[WARNING] Not Tested in production env or long running. Use on your own risk. Think of this as a learning lib.
MongoDb backed Log file processor for huge zipped log files.
Uses MultiProcessing to create processes to execute the unzipping and map reduce operation.
Unzip operation uses multiprocessing.Pool to parallelize the tasks.
Requires >= Python 2.7
git clone https://github.com/bcambel/log-processor.git
Best way to manage Python and third party libraries is using virtualenv - http://www.virtualenv.org/en/latest/#installation
If pip is not installed before virtualenv, download lib and run the command python virtualenv.py
virtualenv venv -p /usr/local/bin/python2.7 --distribute
Virtual Env will automatically install pip to manage the dependencies.

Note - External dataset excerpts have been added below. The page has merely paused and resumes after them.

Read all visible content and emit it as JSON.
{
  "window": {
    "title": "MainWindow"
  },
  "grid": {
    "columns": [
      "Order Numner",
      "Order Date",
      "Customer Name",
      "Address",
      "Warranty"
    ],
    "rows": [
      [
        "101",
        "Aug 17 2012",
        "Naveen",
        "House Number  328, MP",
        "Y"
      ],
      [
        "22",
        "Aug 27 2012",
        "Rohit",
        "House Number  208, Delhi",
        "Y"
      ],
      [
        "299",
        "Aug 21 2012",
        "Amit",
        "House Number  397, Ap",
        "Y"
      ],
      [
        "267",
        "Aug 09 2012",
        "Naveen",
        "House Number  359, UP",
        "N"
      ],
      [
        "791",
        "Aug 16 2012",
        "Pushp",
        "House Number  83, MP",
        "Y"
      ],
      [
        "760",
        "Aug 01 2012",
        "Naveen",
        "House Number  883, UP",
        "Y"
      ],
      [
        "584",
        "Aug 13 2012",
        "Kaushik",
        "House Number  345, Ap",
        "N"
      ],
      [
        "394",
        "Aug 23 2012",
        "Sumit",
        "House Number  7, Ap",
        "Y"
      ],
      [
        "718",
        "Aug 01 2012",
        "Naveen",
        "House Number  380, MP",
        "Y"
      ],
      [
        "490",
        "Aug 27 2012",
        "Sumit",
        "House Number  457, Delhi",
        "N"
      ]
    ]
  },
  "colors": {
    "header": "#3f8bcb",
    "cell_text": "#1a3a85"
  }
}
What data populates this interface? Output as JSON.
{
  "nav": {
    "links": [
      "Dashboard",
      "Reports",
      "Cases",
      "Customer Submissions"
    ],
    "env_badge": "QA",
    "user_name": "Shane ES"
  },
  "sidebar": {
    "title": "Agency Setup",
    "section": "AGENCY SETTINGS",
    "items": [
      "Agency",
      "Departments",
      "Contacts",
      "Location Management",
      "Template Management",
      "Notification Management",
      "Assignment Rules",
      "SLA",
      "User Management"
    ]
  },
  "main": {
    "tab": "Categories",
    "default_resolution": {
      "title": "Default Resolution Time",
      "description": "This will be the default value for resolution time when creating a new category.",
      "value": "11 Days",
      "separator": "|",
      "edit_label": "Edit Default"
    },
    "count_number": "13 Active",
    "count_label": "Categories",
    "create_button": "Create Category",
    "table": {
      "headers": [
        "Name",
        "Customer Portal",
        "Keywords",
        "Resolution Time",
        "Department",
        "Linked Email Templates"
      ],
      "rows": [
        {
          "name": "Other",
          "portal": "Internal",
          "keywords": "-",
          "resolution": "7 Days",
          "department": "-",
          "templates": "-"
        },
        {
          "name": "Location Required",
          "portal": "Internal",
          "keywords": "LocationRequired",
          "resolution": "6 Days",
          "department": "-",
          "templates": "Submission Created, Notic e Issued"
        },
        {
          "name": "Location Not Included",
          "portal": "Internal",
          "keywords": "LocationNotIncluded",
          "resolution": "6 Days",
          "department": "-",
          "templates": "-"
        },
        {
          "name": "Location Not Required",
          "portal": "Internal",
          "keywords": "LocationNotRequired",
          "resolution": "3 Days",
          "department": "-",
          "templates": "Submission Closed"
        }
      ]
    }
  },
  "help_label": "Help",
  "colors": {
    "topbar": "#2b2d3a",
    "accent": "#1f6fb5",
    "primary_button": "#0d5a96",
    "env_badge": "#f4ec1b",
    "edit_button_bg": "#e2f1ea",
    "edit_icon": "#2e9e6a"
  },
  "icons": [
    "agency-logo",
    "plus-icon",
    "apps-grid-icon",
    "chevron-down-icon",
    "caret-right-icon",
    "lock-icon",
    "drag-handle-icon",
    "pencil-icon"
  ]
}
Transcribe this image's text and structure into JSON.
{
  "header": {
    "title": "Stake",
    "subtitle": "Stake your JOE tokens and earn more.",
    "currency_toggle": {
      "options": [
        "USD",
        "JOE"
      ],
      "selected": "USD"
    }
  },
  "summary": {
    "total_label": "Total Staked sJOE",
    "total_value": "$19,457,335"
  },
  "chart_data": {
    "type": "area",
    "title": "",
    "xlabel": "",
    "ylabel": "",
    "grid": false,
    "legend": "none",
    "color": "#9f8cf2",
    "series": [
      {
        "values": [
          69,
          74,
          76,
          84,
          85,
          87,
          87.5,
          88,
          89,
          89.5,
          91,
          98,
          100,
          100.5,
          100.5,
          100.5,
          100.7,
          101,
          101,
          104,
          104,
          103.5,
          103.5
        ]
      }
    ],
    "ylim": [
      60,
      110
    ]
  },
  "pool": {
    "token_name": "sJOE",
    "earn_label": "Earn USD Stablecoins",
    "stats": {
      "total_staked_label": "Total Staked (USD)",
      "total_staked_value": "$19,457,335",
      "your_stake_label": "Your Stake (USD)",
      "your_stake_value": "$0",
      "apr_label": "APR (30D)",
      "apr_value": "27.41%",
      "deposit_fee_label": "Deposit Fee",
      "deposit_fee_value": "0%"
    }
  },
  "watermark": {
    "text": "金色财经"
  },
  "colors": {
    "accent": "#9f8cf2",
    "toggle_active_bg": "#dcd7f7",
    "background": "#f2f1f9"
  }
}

Use requirements.txt file to install dependencies
After installation complete run the command source venv/bin/activate
. This command will activate the virtualenv in your terminal screen.
The only real dependency is PyMongo
pip install pymongo
will install pymongo and refer it to the project.
The most important files are "src/zip_task_manager.py", "src/file_task_monitor" -> "src/file_task_worker"
- Basic Usage
./run.bash <directory>
script to execute the script
Note that run.bash already activates the virtualenv (line 14)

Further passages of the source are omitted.